A precautionary statement by Bank of England (BOE) Governor Andrew Bailey signaling to slow the tightening of monetary policy has previously put pressure on Pound trading.
If we look at the price movement on the chart of the GBP/USD currency pair yesterday, there was an attempt to price a surge in the European session following the market reaction to the development of Russia-Ukraine peace talks.
Initially the decline was seen to hit the level of around 1.30500 before showing a jump of around 100 pips to the daily high of 1.31500.
However, the price made another decline in the New York session and fell below the 1.31000 level which remained a resistance for the price to continue into the Asian session this morning.
The Moving Average 50 (MA50) barrier level on the 1 -hour time frame is still a resistance for the price to make a rise, signaling for the price to continue moving in a bearish trend.
If the price continues to fail to soar, analysts see the decline in the price will continue to head up to the support zone at 1.3000.

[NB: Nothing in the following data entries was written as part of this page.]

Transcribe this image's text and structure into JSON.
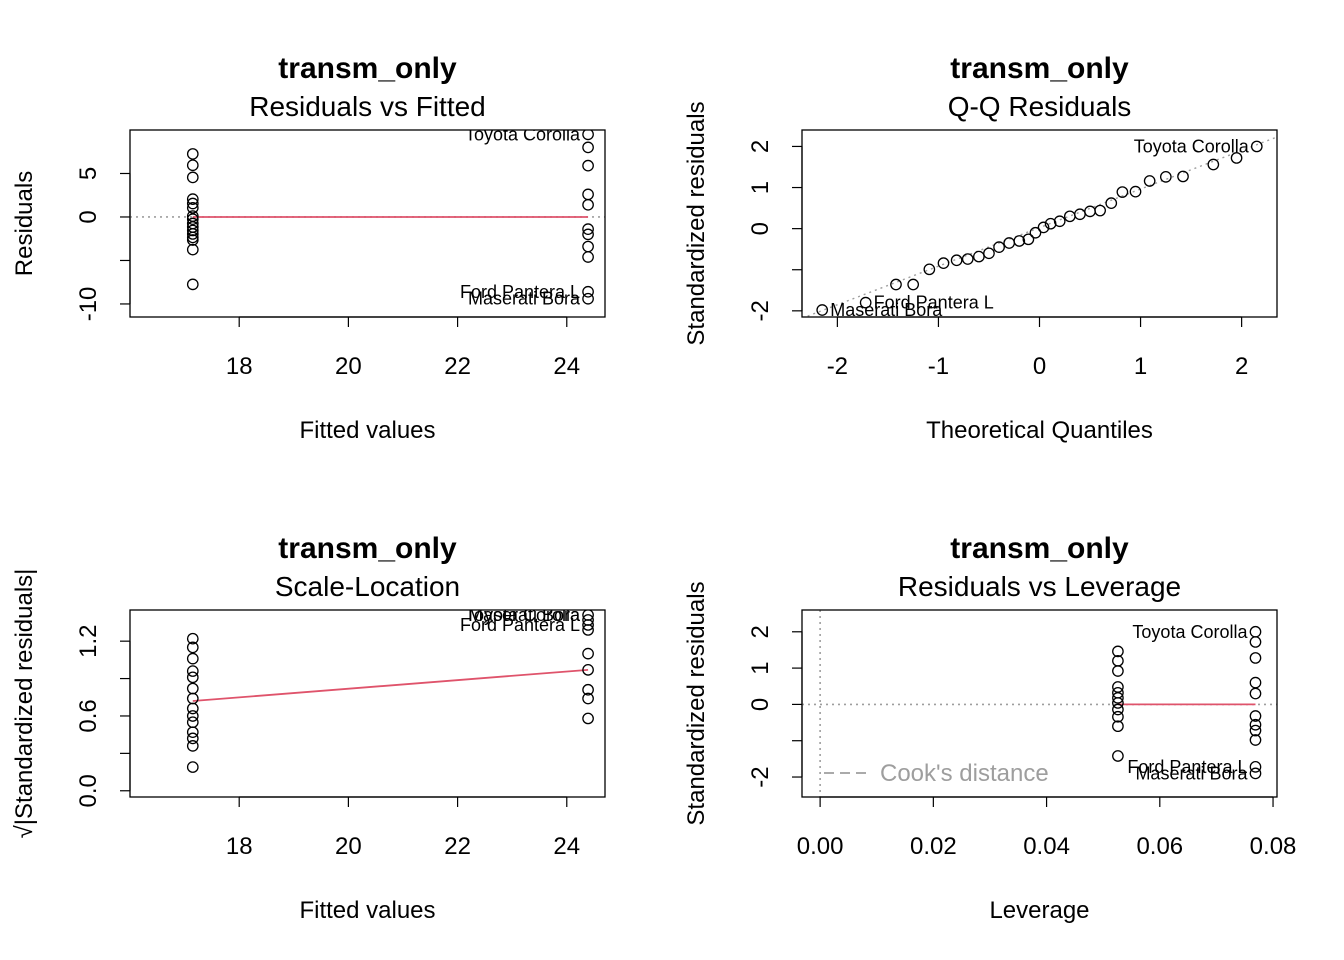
{
  "chart_data": [
    {
      "type": "scatter",
      "title": "transm_only",
      "subtitle": "Residuals vs Fitted",
      "xlabel": "Fitted values",
      "ylabel": "Residuals",
      "xlim": [
        16.0,
        24.7
      ],
      "ylim": [
        -11.5,
        10.0
      ],
      "xticks": [
        18,
        20,
        22,
        24
      ],
      "yticks": [
        -10,
        -5,
        0,
        5
      ],
      "ytick_labels": [
        "-10",
        "",
        "0",
        "5"
      ],
      "points": [
        {
          "x": 17.15,
          "y": -7.75
        },
        {
          "x": 17.15,
          "y": -3.75
        },
        {
          "x": 17.15,
          "y": -2.65
        },
        {
          "x": 17.15,
          "y": -2.35
        },
        {
          "x": 17.15,
          "y": -1.95
        },
        {
          "x": 17.15,
          "y": -1.55
        },
        {
          "x": 17.15,
          "y": -1.15
        },
        {
          "x": 17.15,
          "y": -0.75
        },
        {
          "x": 17.15,
          "y": -0.25
        },
        {
          "x": 17.15,
          "y": 0.1
        },
        {
          "x": 17.15,
          "y": 1.05
        },
        {
          "x": 17.15,
          "y": 1.55
        },
        {
          "x": 17.15,
          "y": 2.05
        },
        {
          "x": 17.15,
          "y": 4.55
        },
        {
          "x": 17.15,
          "y": 5.95
        },
        {
          "x": 17.15,
          "y": 7.25
        },
        {
          "x": 24.39,
          "y": -9.4
        },
        {
          "x": 24.39,
          "y": -8.6
        },
        {
          "x": 24.39,
          "y": -4.6
        },
        {
          "x": 24.39,
          "y": -3.4
        },
        {
          "x": 24.39,
          "y": -2.0
        },
        {
          "x": 24.39,
          "y": -1.4
        },
        {
          "x": 24.39,
          "y": 1.4
        },
        {
          "x": 24.39,
          "y": 2.6
        },
        {
          "x": 24.39,
          "y": 5.9
        },
        {
          "x": 24.39,
          "y": 8.0
        },
        {
          "x": 24.39,
          "y": 9.5
        }
      ],
      "hline": 0,
      "smooth": [
        [
          17.15,
          0.0
        ],
        [
          24.39,
          0.0
        ]
      ],
      "annotations": [
        {
          "text": "Toyota Corolla",
          "x": 24.39,
          "y": 9.5
        },
        {
          "text": "Ford Pantera L",
          "x": 24.39,
          "y": -8.6
        },
        {
          "text": "Maserati Bora",
          "x": 24.39,
          "y": -9.4
        }
      ]
    },
    {
      "type": "scatter",
      "title": "transm_only",
      "subtitle": "Q-Q Residuals",
      "xlabel": "Theoretical Quantiles",
      "ylabel": "Standardized residuals",
      "xlim": [
        -2.35,
        2.35
      ],
      "ylim": [
        -2.15,
        2.4
      ],
      "xticks": [
        -2,
        -1,
        0,
        1,
        2
      ],
      "yticks": [
        -2,
        -1,
        0,
        1,
        2
      ],
      "ytick_labels": [
        "-2",
        "",
        "0",
        "1",
        "2"
      ],
      "points": [
        {
          "x": -2.15,
          "y": -1.98
        },
        {
          "x": -1.72,
          "y": -1.8
        },
        {
          "x": -1.42,
          "y": -1.36
        },
        {
          "x": -1.25,
          "y": -1.36
        },
        {
          "x": -1.09,
          "y": -0.99
        },
        {
          "x": -0.95,
          "y": -0.84
        },
        {
          "x": -0.82,
          "y": -0.77
        },
        {
          "x": -0.71,
          "y": -0.74
        },
        {
          "x": -0.6,
          "y": -0.68
        },
        {
          "x": -0.5,
          "y": -0.6
        },
        {
          "x": -0.4,
          "y": -0.45
        },
        {
          "x": -0.3,
          "y": -0.35
        },
        {
          "x": -0.2,
          "y": -0.3
        },
        {
          "x": -0.11,
          "y": -0.26
        },
        {
          "x": -0.04,
          "y": -0.1
        },
        {
          "x": 0.04,
          "y": 0.03
        },
        {
          "x": 0.11,
          "y": 0.12
        },
        {
          "x": 0.2,
          "y": 0.18
        },
        {
          "x": 0.3,
          "y": 0.3
        },
        {
          "x": 0.4,
          "y": 0.35
        },
        {
          "x": 0.5,
          "y": 0.42
        },
        {
          "x": 0.6,
          "y": 0.44
        },
        {
          "x": 0.71,
          "y": 0.62
        },
        {
          "x": 0.82,
          "y": 0.89
        },
        {
          "x": 0.95,
          "y": 0.9
        },
        {
          "x": 1.09,
          "y": 1.16
        },
        {
          "x": 1.25,
          "y": 1.26
        },
        {
          "x": 1.42,
          "y": 1.27
        },
        {
          "x": 1.72,
          "y": 1.56
        },
        {
          "x": 1.95,
          "y": 1.72
        },
        {
          "x": 2.15,
          "y": 2.0
        }
      ],
      "refline": [
        [
          -2.35,
          -2.18
        ],
        [
          2.35,
          2.23
        ]
      ],
      "annotations": [
        {
          "text": "Toyota Corolla",
          "x": 2.15,
          "y": 2.0
        },
        {
          "text": "Ford Pantera L",
          "x": -1.72,
          "y": -1.8
        },
        {
          "text": "Maserati Bora",
          "x": -2.15,
          "y": -1.98
        }
      ]
    },
    {
      "type": "scatter",
      "title": "transm_only",
      "subtitle": "Scale-Location",
      "xlabel": "Fitted values",
      "ylabel": "√|Standardized residuals|",
      "xlim": [
        16.0,
        24.7
      ],
      "ylim": [
        -0.05,
        1.45
      ],
      "xticks": [
        18,
        20,
        22,
        24
      ],
      "yticks": [
        0.0,
        0.3,
        0.6,
        0.9,
        1.2
      ],
      "ytick_labels": [
        "0.0",
        "",
        "0.6",
        "",
        "1.2"
      ],
      "points": [
        {
          "x": 17.15,
          "y": 0.19
        },
        {
          "x": 17.15,
          "y": 0.36
        },
        {
          "x": 17.15,
          "y": 0.42
        },
        {
          "x": 17.15,
          "y": 0.47
        },
        {
          "x": 17.15,
          "y": 0.55
        },
        {
          "x": 17.15,
          "y": 0.6
        },
        {
          "x": 17.15,
          "y": 0.66
        },
        {
          "x": 17.15,
          "y": 0.74
        },
        {
          "x": 17.15,
          "y": 0.82
        },
        {
          "x": 17.15,
          "y": 0.91
        },
        {
          "x": 17.15,
          "y": 0.96
        },
        {
          "x": 17.15,
          "y": 1.06
        },
        {
          "x": 17.15,
          "y": 1.15
        },
        {
          "x": 17.15,
          "y": 1.22
        },
        {
          "x": 24.39,
          "y": 0.58
        },
        {
          "x": 24.39,
          "y": 0.74
        },
        {
          "x": 24.39,
          "y": 0.81
        },
        {
          "x": 24.39,
          "y": 0.97
        },
        {
          "x": 24.39,
          "y": 1.1
        },
        {
          "x": 24.39,
          "y": 1.29
        },
        {
          "x": 24.39,
          "y": 1.33
        },
        {
          "x": 24.39,
          "y": 1.37
        },
        {
          "x": 24.39,
          "y": 1.41
        }
      ],
      "smooth": [
        [
          17.15,
          0.72
        ],
        [
          24.39,
          0.97
        ]
      ],
      "annotations": [
        {
          "text": "Maserati Bora",
          "x": 24.39,
          "y": 1.41
        },
        {
          "text": "Toyota Corolla",
          "x": 24.39,
          "y": 1.41
        },
        {
          "text": "Ford Pantera L",
          "x": 24.39,
          "y": 1.33
        }
      ]
    },
    {
      "type": "scatter",
      "title": "transm_only",
      "subtitle": "Residuals vs Leverage",
      "xlabel": "Leverage",
      "ylabel": "Standardized residuals",
      "xlim": [
        -0.0032,
        0.0807
      ],
      "ylim": [
        -2.55,
        2.6
      ],
      "xticks": [
        0.0,
        0.02,
        0.04,
        0.06,
        0.08
      ],
      "xtick_labels": [
        "0.00",
        "0.02",
        "0.04",
        "0.06",
        "0.08"
      ],
      "yticks": [
        -2,
        -1,
        0,
        1,
        2
      ],
      "ytick_labels": [
        "-2",
        "",
        "0",
        "1",
        "2"
      ],
      "points": [
        {
          "x": 0.0526,
          "y": -1.42
        },
        {
          "x": 0.0526,
          "y": -0.6
        },
        {
          "x": 0.0526,
          "y": -0.34
        },
        {
          "x": 0.0526,
          "y": -0.14
        },
        {
          "x": 0.0526,
          "y": 0.04
        },
        {
          "x": 0.0526,
          "y": 0.18
        },
        {
          "x": 0.0526,
          "y": 0.32
        },
        {
          "x": 0.0526,
          "y": 0.48
        },
        {
          "x": 0.0526,
          "y": 0.92
        },
        {
          "x": 0.0526,
          "y": 1.2
        },
        {
          "x": 0.0526,
          "y": 1.46
        },
        {
          "x": 0.0769,
          "y": -1.9
        },
        {
          "x": 0.0769,
          "y": -1.72
        },
        {
          "x": 0.0769,
          "y": -0.98
        },
        {
          "x": 0.0769,
          "y": -0.72
        },
        {
          "x": 0.0769,
          "y": -0.56
        },
        {
          "x": 0.0769,
          "y": -0.32
        },
        {
          "x": 0.0769,
          "y": 0.3
        },
        {
          "x": 0.0769,
          "y": 0.6
        },
        {
          "x": 0.0769,
          "y": 1.28
        },
        {
          "x": 0.0769,
          "y": 1.72
        },
        {
          "x": 0.0769,
          "y": 2.0
        }
      ],
      "smooth": [
        [
          0.0526,
          0.0
        ],
        [
          0.0769,
          0.0
        ]
      ],
      "hline": 0,
      "vline": 0,
      "legend": {
        "label": "Cook's distance",
        "position": "bottom-left"
      },
      "annotations": [
        {
          "text": "Toyota Corolla",
          "x": 0.0769,
          "y": 2.0
        },
        {
          "text": "Ford Pantera L",
          "x": 0.0769,
          "y": -1.72
        },
        {
          "text": "Maserati Bora",
          "x": 0.0769,
          "y": -1.9
        }
      ]
    }
  ],
  "colors": {
    "smooth": "#DF536B",
    "reference": "#9e9e9e",
    "axis": "#000000"
  }
}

However, if the situation changes and the price starts to show signs of starting a bullish trend, the resistance zone at 1.32000-1.31700 will be tested after the bulls successfully pass the MA50 barrier.
For higher gains that continue above the 1.32000 zone, the price will challenge again the 1.33000 high that failed to break on the gains made in last week's trading.
Investors will focus on the release of the ADP NFP employment data report as well as US economic growth data in tonight's New York session to assess the movement of the US dollar which also influenced the price on the GBP/USD chart.